Suffice it to say that a 'bent' council official had been working a scam - not to steal monies for himself - but to make his department and therefore himself, appear much more important.
He contracted work out to a number of businesses who obviously did his bidding as instructed and they were told to submit invoices in a particular way. They received legitimate fees for their work. They were a little puzzled on occasions that certain contracts appeared inflated but these worries were naturally eased by the fact that all surplus funds were going back into the council!
The scam merchant at the Council died suddenly.
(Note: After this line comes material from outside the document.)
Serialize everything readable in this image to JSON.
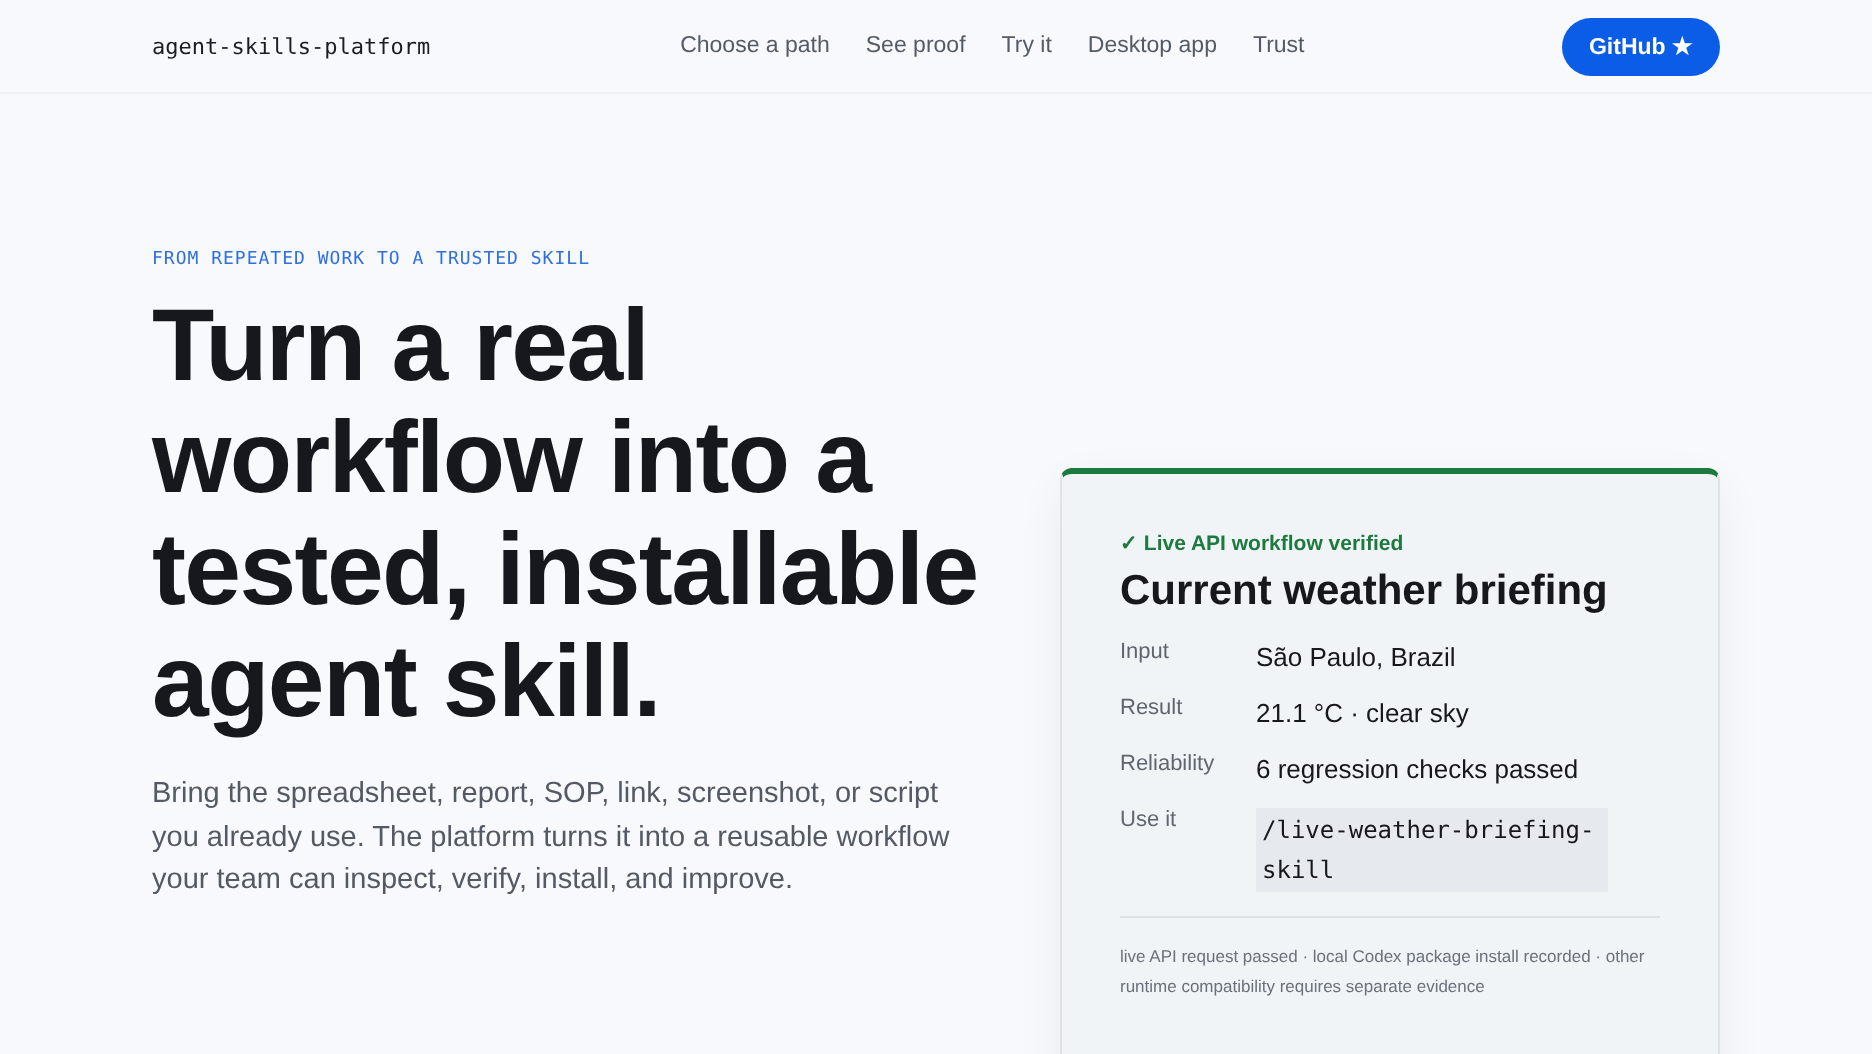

It was only then revealed exactly what he had been doing on his own.
Three businessmen were unreasonably accused of false accounting and bullied into 'taking a deal'. They have had to pay court costs of ten thousand pounds each; all received a community work order; all got a suspended prison sentence; all have been made to repay the fees they had properly earned - and had already paid tax on!
The perpetrator's two dozen work colleagues were not in the dock. No council officers were in the dock. No member of the Sheffield Finance Department was in the dock. No councillors were in the dock. No salaried employees were in the dock. The auditors who had been impressed by what the man had been doing were not in the dock BUT three outsiders were!
They had no means of knowing that a scam even existed but still had to 'take the fall'.
Were they guilty? - Oh, probably - in some arcane sense but they were warned that if they went to a two month trial, their guilt, albeit only technical, would see them receiving substantial periods of custody.
To compound this disgraceful affair, in blazed The Sheffield Star. This once worthy organ of the press has produced some of the worst hack journalism I have ever seen outside the NOTW.
It implied that the legitimate fees were a quid pro quo for dishonesty. Even the judge and prosecution had seemed rather embarrassed by what they were doing and had not suggested that.
Their wicked headline implied that this trio had been involved in scamming millions from ratepayers. Nothing could be further from the truth - but - never let the facts get in the way of a good story, eh?